Beyond the fears of becoming targets for real-time personalised advertising, will Google Glass lead to a change in behaviour?  As Google Glass becomes more widespread will people think about their about when they’re in public for fear of being filmed?  And if so is that a bad thing?  Might we see more people queuing patiently in a store, more people giving up a seat for an elderly person on a train?  That’s great – surely that makes Google Glass the nudge to a better society!?

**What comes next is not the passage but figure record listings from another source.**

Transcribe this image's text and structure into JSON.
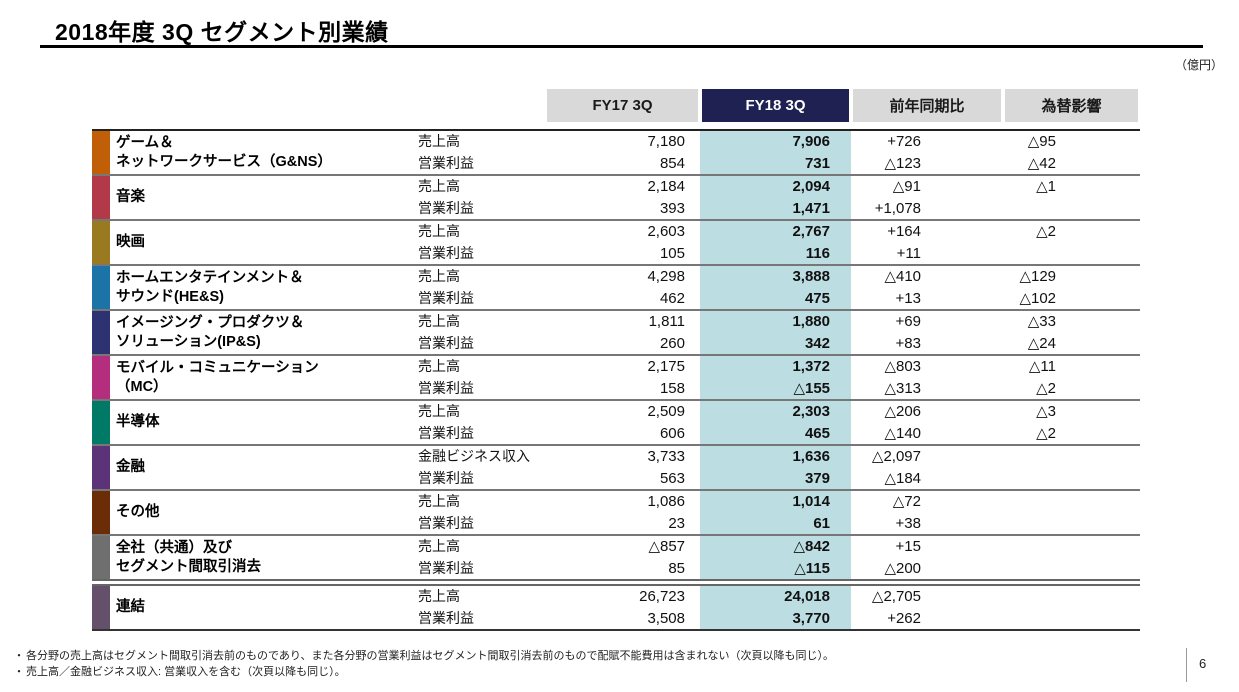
{
  "title": "2018年度 3Q セグメント別業績",
  "unit_label": "（億円）",
  "page_number": "6",
  "colors": {
    "header_navy": "#1e2152",
    "header_gray": "#d9d9d9",
    "fy18_highlight": "#bcdde2"
  },
  "table": {
    "columns": {
      "fy17": "FY17 3Q",
      "fy18": "FY18 3Q",
      "yoy": "前年同期比",
      "fx": "為替影響"
    },
    "segments": [
      {
        "name": "ゲーム＆\nネットワークサービス（G&NS）",
        "color": "#c05f08",
        "rows": [
          {
            "metric": "売上高",
            "fy17": "7,180",
            "fy18": "7,906",
            "yoy": "+726",
            "fx": "△95"
          },
          {
            "metric": "営業利益",
            "fy17": "854",
            "fy18": "731",
            "yoy": "△123",
            "fx": "△42"
          }
        ]
      },
      {
        "name": "音楽",
        "color": "#b23a48",
        "rows": [
          {
            "metric": "売上高",
            "fy17": "2,184",
            "fy18": "2,094",
            "yoy": "△91",
            "fx": "△1"
          },
          {
            "metric": "営業利益",
            "fy17": "393",
            "fy18": "1,471",
            "yoy": "+1,078",
            "fx": ""
          }
        ]
      },
      {
        "name": "映画",
        "color": "#9a7a20",
        "rows": [
          {
            "metric": "売上高",
            "fy17": "2,603",
            "fy18": "2,767",
            "yoy": "+164",
            "fx": "△2"
          },
          {
            "metric": "営業利益",
            "fy17": "105",
            "fy18": "116",
            "yoy": "+11",
            "fx": ""
          }
        ]
      },
      {
        "name": "ホームエンタテインメント＆\nサウンド(HE&S)",
        "color": "#1c73a8",
        "rows": [
          {
            "metric": "売上高",
            "fy17": "4,298",
            "fy18": "3,888",
            "yoy": "△410",
            "fx": "△129"
          },
          {
            "metric": "営業利益",
            "fy17": "462",
            "fy18": "475",
            "yoy": "+13",
            "fx": "△102"
          }
        ]
      },
      {
        "name": "イメージング・プロダクツ＆\nソリューション(IP&S)",
        "color": "#2c3272",
        "rows": [
          {
            "metric": "売上高",
            "fy17": "1,811",
            "fy18": "1,880",
            "yoy": "+69",
            "fx": "△33"
          },
          {
            "metric": "営業利益",
            "fy17": "260",
            "fy18": "342",
            "yoy": "+83",
            "fx": "△24"
          }
        ]
      },
      {
        "name": "モバイル・コミュニケーション\n（MC）",
        "color": "#b52e7d",
        "rows": [
          {
            "metric": "売上高",
            "fy17": "2,175",
            "fy18": "1,372",
            "yoy": "△803",
            "fx": "△11"
          },
          {
            "metric": "営業利益",
            "fy17": "158",
            "fy18": "△155",
            "yoy": "△313",
            "fx": "△2"
          }
        ]
      },
      {
        "name": "半導体",
        "color": "#007a66",
        "rows": [
          {
            "metric": "売上高",
            "fy17": "2,509",
            "fy18": "2,303",
            "yoy": "△206",
            "fx": "△3"
          },
          {
            "metric": "営業利益",
            "fy17": "606",
            "fy18": "465",
            "yoy": "△140",
            "fx": "△2"
          }
        ]
      },
      {
        "name": "金融",
        "color": "#5c3278",
        "rows": [
          {
            "metric": "金融ビジネス収入",
            "fy17": "3,733",
            "fy18": "1,636",
            "yoy": "△2,097",
            "fx": ""
          },
          {
            "metric": "営業利益",
            "fy17": "563",
            "fy18": "379",
            "yoy": "△184",
            "fx": ""
          }
        ]
      },
      {
        "name": "その他",
        "color": "#6b2d08",
        "rows": [
          {
            "metric": "売上高",
            "fy17": "1,086",
            "fy18": "1,014",
            "yoy": "△72",
            "fx": ""
          },
          {
            "metric": "営業利益",
            "fy17": "23",
            "fy18": "61",
            "yoy": "+38",
            "fx": ""
          }
        ]
      },
      {
        "name": "全社（共通）及び\nセグメント間取引消去",
        "color": "#6f6f6f",
        "rows": [
          {
            "metric": "売上高",
            "fy17": "△857",
            "fy18": "△842",
            "yoy": "+15",
            "fx": ""
          },
          {
            "metric": "営業利益",
            "fy17": "85",
            "fy18": "△115",
            "yoy": "△200",
            "fx": ""
          }
        ]
      },
      {
        "name": "連結",
        "color": "#64506a",
        "rows": [
          {
            "metric": "売上高",
            "fy17": "26,723",
            "fy18": "24,018",
            "yoy": "△2,705",
            "fx": ""
          },
          {
            "metric": "営業利益",
            "fy17": "3,508",
            "fy18": "3,770",
            "yoy": "+262",
            "fx": ""
          }
        ]
      }
    ]
  },
  "footnotes": {
    "bullet": "・",
    "items": [
      "各分野の売上高はセグメント間取引消去前のものであり、また各分野の営業利益はセグメント間取引消去前のもので配賦不能費用は含まれない（次頁以降も同じ）。",
      "売上高／金融ビジネス収入: 営業収入を含む（次頁以降も同じ）。"
    ]
  }
}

Well maybe not quite that.  But what’s for certain is that although they’ll almost certainly be headlines about individual cases of privacy breach from Google Glass, individuals in Europe claiming Google Glass breaches their right to privacy under Article 8 of the European Convention on Human Rights (otherwise known as pay-day for lawyers!), and the on-going battle between Google and government regulators, don’t think that it will spell the end of Google Glass.  They’re here to stay – and will be hugely popular as prices comes down.  And for many individuals, particularly those who are younger, sharing information and using social media is a deeply ingrained part of their lives.  They’ll embrace Google Glass not reject it.